Por - 12/01/11 às 15:46

Divulgação/SBT

Um dos primeiros profissionais a chegar diariamente aos estúdios do Complexo Anhanguera, em São Paulo, Reynaldo Boury – que assina a direção geral de Amor e Revolução, trama de Tiago Santiago, com estreia prevista para março, no SBT – gosta de ter domínio sobre todos os assuntos que envolvem o novo folhetim das 22h. Exigente, ele confere de perto todo o processo de criação de caracterização, figurino, produção de arte, trilha sonora e usa seus 55 anos de experiência – parte deles divididos entre passagens pela Globo, Excelsior e Tupi, onde começou como operador de câmera – para apontar os caminhos possíveis para que o projeto torne-se um produto de qualidade.

Irreverente, em 2008, aos 76 anos, Boury dirigiu a novela Minha Terra Minha Mãe que a sua filha, a autora Margareth Boury, escreveu para a Televisão Pública de Angola (TPA), levada ao ar no ano seguinte no país. O trabalho feito a toque de caixa tornou-se um grande sucesso de audiência.

“Essa novela foi produzida e gravada no Rio com a participação de 23 atores angolanos que passaram seis meses trabalhando no Brasil, ao lado de artistas daqui. Esse trabalho foi um grande sucesso lá fora. Os angolanos são fãs das novelas brasileiras e por isso resolvemos ambientá-la no Rio”, conta.

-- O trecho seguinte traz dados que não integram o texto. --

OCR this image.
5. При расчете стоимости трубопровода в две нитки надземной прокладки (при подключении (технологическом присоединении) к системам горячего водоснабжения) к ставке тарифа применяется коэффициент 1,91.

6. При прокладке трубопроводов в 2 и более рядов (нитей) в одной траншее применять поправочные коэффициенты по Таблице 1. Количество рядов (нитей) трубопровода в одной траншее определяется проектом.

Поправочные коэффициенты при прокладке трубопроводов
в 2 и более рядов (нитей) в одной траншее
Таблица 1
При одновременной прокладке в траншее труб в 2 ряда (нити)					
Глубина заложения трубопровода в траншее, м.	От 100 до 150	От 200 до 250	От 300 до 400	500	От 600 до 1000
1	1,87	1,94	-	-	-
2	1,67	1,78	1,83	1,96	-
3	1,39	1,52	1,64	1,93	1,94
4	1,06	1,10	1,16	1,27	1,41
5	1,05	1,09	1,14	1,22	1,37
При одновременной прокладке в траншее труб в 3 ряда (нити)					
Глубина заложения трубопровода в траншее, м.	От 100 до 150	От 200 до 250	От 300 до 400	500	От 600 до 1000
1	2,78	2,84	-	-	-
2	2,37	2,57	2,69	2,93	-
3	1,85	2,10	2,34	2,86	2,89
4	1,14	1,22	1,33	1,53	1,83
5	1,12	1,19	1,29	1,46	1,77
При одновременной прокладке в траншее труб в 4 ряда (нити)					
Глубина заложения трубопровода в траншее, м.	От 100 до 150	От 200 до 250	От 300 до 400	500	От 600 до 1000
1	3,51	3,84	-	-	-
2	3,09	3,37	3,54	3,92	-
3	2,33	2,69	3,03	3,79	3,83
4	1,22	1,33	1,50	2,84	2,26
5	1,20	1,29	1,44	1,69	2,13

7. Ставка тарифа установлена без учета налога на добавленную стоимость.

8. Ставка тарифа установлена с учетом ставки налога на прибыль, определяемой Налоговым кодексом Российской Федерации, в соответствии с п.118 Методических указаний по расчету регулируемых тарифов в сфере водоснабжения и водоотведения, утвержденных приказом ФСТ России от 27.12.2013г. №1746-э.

Após alguns meses de férias, Boury encontrou o amigo e dramaturgo Tiago Santiago que o convidou para fortalecer o casting do SBT e assinar suas próximas três novelas. A primeira, Amor e Revolução, uma trama de época – ambientada entre 1964 e 1972 – que terá investimento de R$ 3,5 milhões distribuídos em 180 capítulos, que contam ainda com a colaboração do diretor Luiz Antônio Piá, além da produção-executiva de Sérgio Madureira, recém-chegado da Globo.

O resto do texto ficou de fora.